Finetuning Video Diffusion Models for Multi-view Consistency
Fine-tuned a video diffusion model to generate multi-view consistent object renderings from single-view inputs. Demonstrated that a curated high-quality 1% subset (10K objects) of the Objaverse dataset achieved performance comparable to full-scale training. (1M+ objects).
Canvas - A Template for Deep Learning Projects
Designed a flexible deep learning project template using pytorch and hydra. The template is based on the agent-environment interface in RL and supports all kinds of machine learning tasks.

Hierarchical CLIP-based Image Geolocation Prediction
Trained a CLIP-inspired image geolocation model that predicts the precise location of an image taken anywhere on earth.

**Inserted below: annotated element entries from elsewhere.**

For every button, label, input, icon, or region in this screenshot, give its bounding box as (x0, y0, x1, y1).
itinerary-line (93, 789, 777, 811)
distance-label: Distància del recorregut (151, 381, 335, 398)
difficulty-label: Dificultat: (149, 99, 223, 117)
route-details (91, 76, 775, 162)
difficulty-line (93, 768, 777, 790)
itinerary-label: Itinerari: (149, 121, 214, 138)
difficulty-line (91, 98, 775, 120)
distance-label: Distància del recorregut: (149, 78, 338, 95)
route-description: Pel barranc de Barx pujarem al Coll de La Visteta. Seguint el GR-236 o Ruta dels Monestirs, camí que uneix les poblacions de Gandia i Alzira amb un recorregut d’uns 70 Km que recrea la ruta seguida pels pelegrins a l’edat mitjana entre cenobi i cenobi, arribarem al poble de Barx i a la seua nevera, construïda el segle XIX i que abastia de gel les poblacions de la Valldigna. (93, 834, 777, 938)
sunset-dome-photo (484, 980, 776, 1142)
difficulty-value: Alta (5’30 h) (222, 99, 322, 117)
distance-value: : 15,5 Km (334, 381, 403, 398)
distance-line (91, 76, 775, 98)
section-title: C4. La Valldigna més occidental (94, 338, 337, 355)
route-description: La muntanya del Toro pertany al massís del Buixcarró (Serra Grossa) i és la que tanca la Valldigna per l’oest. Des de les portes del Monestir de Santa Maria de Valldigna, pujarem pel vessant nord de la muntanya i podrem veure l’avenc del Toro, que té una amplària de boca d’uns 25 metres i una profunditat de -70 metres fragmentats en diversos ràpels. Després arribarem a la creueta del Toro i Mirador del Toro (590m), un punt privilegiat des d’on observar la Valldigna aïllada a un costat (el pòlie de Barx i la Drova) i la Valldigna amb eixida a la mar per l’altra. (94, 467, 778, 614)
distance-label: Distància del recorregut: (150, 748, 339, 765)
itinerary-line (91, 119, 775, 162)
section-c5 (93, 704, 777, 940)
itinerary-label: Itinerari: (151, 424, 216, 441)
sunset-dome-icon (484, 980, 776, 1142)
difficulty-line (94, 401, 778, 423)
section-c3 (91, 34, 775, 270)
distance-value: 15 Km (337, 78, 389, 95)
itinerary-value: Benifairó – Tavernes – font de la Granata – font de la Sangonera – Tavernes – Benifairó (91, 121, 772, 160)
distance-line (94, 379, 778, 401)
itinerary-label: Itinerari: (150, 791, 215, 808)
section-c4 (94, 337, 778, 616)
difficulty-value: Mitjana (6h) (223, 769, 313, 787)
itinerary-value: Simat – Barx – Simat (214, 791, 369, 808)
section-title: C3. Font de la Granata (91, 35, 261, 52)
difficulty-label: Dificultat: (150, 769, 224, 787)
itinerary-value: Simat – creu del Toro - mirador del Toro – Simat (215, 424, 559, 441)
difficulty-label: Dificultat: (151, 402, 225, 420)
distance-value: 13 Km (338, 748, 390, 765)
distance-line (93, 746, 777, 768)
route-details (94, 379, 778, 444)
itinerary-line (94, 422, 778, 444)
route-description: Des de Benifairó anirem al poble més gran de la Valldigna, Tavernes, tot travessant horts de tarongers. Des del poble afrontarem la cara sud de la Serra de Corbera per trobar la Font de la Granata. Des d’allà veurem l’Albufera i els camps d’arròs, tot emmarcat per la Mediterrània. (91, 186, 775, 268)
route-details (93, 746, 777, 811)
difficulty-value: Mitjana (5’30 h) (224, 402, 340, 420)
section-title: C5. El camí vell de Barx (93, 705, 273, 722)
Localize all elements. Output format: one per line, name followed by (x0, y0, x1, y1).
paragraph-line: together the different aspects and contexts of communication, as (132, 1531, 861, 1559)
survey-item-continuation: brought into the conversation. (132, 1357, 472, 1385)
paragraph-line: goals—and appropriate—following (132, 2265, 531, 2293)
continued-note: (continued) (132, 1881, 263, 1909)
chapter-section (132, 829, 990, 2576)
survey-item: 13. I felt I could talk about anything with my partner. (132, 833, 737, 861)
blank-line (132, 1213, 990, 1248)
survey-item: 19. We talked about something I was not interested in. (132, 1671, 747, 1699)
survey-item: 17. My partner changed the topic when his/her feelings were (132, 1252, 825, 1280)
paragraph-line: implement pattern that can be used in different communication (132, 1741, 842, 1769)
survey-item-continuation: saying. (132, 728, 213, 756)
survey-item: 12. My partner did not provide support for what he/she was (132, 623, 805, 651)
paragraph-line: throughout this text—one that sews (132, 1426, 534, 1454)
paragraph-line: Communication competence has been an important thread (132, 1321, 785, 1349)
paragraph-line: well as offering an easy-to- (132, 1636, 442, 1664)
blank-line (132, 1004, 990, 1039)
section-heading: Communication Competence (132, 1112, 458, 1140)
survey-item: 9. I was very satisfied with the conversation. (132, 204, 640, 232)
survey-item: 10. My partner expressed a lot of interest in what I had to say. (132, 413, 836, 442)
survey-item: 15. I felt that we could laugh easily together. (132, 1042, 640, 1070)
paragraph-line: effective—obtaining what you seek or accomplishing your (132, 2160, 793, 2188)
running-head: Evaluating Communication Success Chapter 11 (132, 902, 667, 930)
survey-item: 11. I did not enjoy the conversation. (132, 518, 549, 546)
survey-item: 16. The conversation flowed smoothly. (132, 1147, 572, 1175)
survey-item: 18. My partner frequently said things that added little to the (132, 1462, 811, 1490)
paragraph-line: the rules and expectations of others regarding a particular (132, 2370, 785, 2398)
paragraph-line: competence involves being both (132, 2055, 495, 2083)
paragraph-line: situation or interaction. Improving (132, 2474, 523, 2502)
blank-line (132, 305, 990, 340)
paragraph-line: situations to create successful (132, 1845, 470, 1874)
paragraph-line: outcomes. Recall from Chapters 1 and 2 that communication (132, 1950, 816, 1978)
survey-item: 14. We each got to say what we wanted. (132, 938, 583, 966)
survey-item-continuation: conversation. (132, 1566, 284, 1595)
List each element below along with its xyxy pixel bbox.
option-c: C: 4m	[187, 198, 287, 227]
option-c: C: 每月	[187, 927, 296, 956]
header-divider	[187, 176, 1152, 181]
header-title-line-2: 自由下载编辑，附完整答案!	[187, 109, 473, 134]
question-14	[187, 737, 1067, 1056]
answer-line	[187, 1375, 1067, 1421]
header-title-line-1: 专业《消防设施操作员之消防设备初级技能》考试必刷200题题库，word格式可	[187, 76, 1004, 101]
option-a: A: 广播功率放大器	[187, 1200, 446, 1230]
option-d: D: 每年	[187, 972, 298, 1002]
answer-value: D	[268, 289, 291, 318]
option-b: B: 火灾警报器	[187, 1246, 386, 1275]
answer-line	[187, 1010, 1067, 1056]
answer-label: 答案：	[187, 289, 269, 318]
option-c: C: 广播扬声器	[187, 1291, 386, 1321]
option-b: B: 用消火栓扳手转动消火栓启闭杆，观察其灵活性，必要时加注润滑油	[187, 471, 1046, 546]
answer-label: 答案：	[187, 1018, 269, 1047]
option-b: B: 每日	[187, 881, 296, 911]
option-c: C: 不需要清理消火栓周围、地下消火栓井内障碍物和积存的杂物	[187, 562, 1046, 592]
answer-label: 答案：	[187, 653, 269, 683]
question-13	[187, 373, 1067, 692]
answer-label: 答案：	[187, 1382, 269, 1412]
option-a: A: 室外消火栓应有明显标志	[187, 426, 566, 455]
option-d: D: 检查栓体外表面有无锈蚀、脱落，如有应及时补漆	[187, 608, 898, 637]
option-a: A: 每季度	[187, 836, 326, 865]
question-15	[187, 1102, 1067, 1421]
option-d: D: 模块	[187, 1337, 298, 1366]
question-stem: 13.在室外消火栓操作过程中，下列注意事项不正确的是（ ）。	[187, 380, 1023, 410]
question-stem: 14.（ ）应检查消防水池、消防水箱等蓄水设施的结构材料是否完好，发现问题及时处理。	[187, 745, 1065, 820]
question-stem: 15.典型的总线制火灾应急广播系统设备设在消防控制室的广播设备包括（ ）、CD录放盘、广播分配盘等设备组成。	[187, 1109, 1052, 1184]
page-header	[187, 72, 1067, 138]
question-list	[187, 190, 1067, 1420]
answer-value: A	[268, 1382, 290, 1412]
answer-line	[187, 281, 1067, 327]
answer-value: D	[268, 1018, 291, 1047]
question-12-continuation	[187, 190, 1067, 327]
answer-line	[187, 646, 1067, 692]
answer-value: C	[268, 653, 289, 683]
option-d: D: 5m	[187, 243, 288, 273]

Designed a novel inference approach based on hierarchical feature clustering which achieves comparable performance while being ~100x more efficient than previous methods.

Continual Learning for Policy Gradient Methods
Masters Capstone Project
Developed novel incremental learning algorithms to train reinforcment learning agents on a variety of real-world environments. Modified batch-wise policy gradient methods using eligibility traces to eliminate data buffers, particularly for long horizon tasks.

Solving Optimal Transport using Deep Neural Networks
Project under Prof. Augusto Gerolin, Undergraduate Thesis
Developed gradient-based DNN appoximators to solve the optimal transport problem for high-dimensional data. Aimed to study application of OT in Density Functional Theory (DFT) to study dissociation of atoms.